Puis un jour, il m'a fallu décrocher totalement. J'ai eu besoin de ne rien faire. J'étais fatigué. J'avais besoin de dormir. Les quelques heures de la journée au cours desquelles je ne dormais pas étaient consacrées aux courses, à la préparation des repas, aux repas eux-mêmes, à la lecture, à quelques brefs commentaires laissés à la suite de la lecture de quelques blogues. Je ne pouvais pas vraiment répondre aux commentaires laissés ici, à la suite des deux billets précédents car je voulais d'abord écrire cette troisième partie mais... je n'y arrivais pas. J'en suis désolé. Il m'aura fallu de nombreuses tentatives pour arriver à écrire ce billet, qui ne ressemble en rien à ce que j'avais en tête au départ ; j'ose espérer que je pourrai ensuite retrouver le goût et la capacité d'écrire plus régulièrement, des billets plus... courts et plus légers.

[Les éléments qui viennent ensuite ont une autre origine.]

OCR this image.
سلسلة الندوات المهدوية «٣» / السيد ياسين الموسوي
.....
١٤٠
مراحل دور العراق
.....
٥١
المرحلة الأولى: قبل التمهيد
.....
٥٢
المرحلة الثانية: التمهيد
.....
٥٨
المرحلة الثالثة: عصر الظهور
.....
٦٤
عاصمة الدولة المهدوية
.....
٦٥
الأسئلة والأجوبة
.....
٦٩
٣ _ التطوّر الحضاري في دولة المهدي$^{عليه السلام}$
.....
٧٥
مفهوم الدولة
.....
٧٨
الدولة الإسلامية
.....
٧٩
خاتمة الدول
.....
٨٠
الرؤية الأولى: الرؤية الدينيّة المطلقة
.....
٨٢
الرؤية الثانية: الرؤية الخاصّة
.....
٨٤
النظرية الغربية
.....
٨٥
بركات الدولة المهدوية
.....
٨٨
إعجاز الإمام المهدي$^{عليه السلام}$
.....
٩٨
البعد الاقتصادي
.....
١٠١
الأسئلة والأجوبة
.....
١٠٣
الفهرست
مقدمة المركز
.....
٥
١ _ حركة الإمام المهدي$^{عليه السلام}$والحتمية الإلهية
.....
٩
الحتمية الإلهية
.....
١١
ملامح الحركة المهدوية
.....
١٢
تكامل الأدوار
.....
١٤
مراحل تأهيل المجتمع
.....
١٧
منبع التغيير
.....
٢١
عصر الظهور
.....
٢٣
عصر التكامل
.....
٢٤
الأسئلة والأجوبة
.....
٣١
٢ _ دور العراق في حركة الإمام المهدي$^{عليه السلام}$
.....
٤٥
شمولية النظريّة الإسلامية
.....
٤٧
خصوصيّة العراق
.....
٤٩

Merci de votre patience et de votre compréhension. Merci aussi de votre impatience si tel a été le cas...

Voici une photographie de l'Hôtel-Dieu de Montréal. Le salon vitré auquel je fais allusion se trouve à chaque étage au centre du pavillon le plus foncé, qui donne sur le jardin. Je me trouvais au quatrième étage, et les fenêtres de ma chambre, à quelques mètres seulement de ce salon vitré et des deux balcons, donnaient aussi sur le même jardin et sur le parc... (en cliquant sur les images, vous devriez pouvoir les agrandir).


Voici une image, prise par un autre patient de l'Hôtel-Dieu, et qui montre la vue qu'il avait de sa chambre ; c'est à peu près la vue que j'avais de la mienne, sauf que j'étais un peu plus haut : les arbres du premier plan ne me paraissaient pas si près. Ce que l'on ne voit pas sur cette image, c'est tout le centre-ville, qui se trouve à gauche de ce jardin, quelques rues plus loin... J'ai donc emprunté cette image à un autre patient de l'Hôtel-Dieu, dont j'avais lu le blogue il y a près d'un an, mais dont j'ai malheureusement perdu l'adresse ; j'avais conservé cette image, sans me douter qu'un jour j'aurais l'occasion de l'avoir sous les yeux en format réel.